The U.S. Supreme Court is weighing whether it should revive a lawsuit from a Mississippi man convicted of violating a local protest ordinance outside the Brandon Amphitheater after authorities said he shouted insults at people over a loudspeaker.
Gabriel Olivier describes himself as an evangelical preacher and alleges the city of Brandon, a suburb in the Jackson Metro area, improperly restricted his religious and free-speech rights.
But lower courts have ruled a legal quirk may prevent him from challenging the city’s regulations in court.

Olivier also frequently protested outside Mississippi’s only abortion clinic before it closed in 2022 after the U.S. Supreme Court, using a Mississippi case, overturned abortion rights nationwide. In 2021, Olivier stood outside the Brandon amphitheater, a popular concert venue, waving posters with pictures of aborted fetuses, passing out fliers and using a loudspeaker to get his message out.
Police in Brandon arrested Olivier and charged him with breaking a recently passed city ordinance that confined protests to a designated area near the theater. Olivier pleaded no contest to the charges, received a fine, and was placed on probation.
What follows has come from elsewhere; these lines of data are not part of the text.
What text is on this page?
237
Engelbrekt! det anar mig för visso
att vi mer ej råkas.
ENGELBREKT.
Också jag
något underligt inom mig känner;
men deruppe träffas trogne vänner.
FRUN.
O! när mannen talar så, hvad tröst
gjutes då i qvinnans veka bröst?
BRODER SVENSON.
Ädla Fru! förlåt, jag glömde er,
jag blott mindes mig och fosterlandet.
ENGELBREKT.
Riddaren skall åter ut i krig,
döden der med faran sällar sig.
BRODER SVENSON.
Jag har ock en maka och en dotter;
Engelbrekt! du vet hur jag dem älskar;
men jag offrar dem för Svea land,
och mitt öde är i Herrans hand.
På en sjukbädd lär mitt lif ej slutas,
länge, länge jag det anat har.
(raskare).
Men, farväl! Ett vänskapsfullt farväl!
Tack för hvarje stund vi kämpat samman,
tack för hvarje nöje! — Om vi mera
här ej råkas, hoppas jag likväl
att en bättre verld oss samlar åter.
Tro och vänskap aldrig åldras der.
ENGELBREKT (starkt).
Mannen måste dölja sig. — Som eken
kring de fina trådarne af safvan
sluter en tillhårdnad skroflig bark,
After Olivier pleaded no contest to the charges, he filed a civil lawsuit against the city seeking to overturn its protest ordinances. But a prior Supreme Court precedent, Heck v. Humphrey, places strict limits on when criminal defendants can file civil rights lawsuits that relate to their conviction.
The city of Brandon in court papers argues its regulations aren’t about the content of the speech, but rather about limiting disturbances caused when he and his group yelled insults such as “Jezebel,” “nasty,” and “drunkards” at people passing by.
A district court and the U.S. 5th Circuit Court of Appeals ruled against Olivier and sided with the city, but the Supreme Court will have the final say.
The nation’s high court heard arguments in the case on Wednesday is expected to issue a ruling in the summer.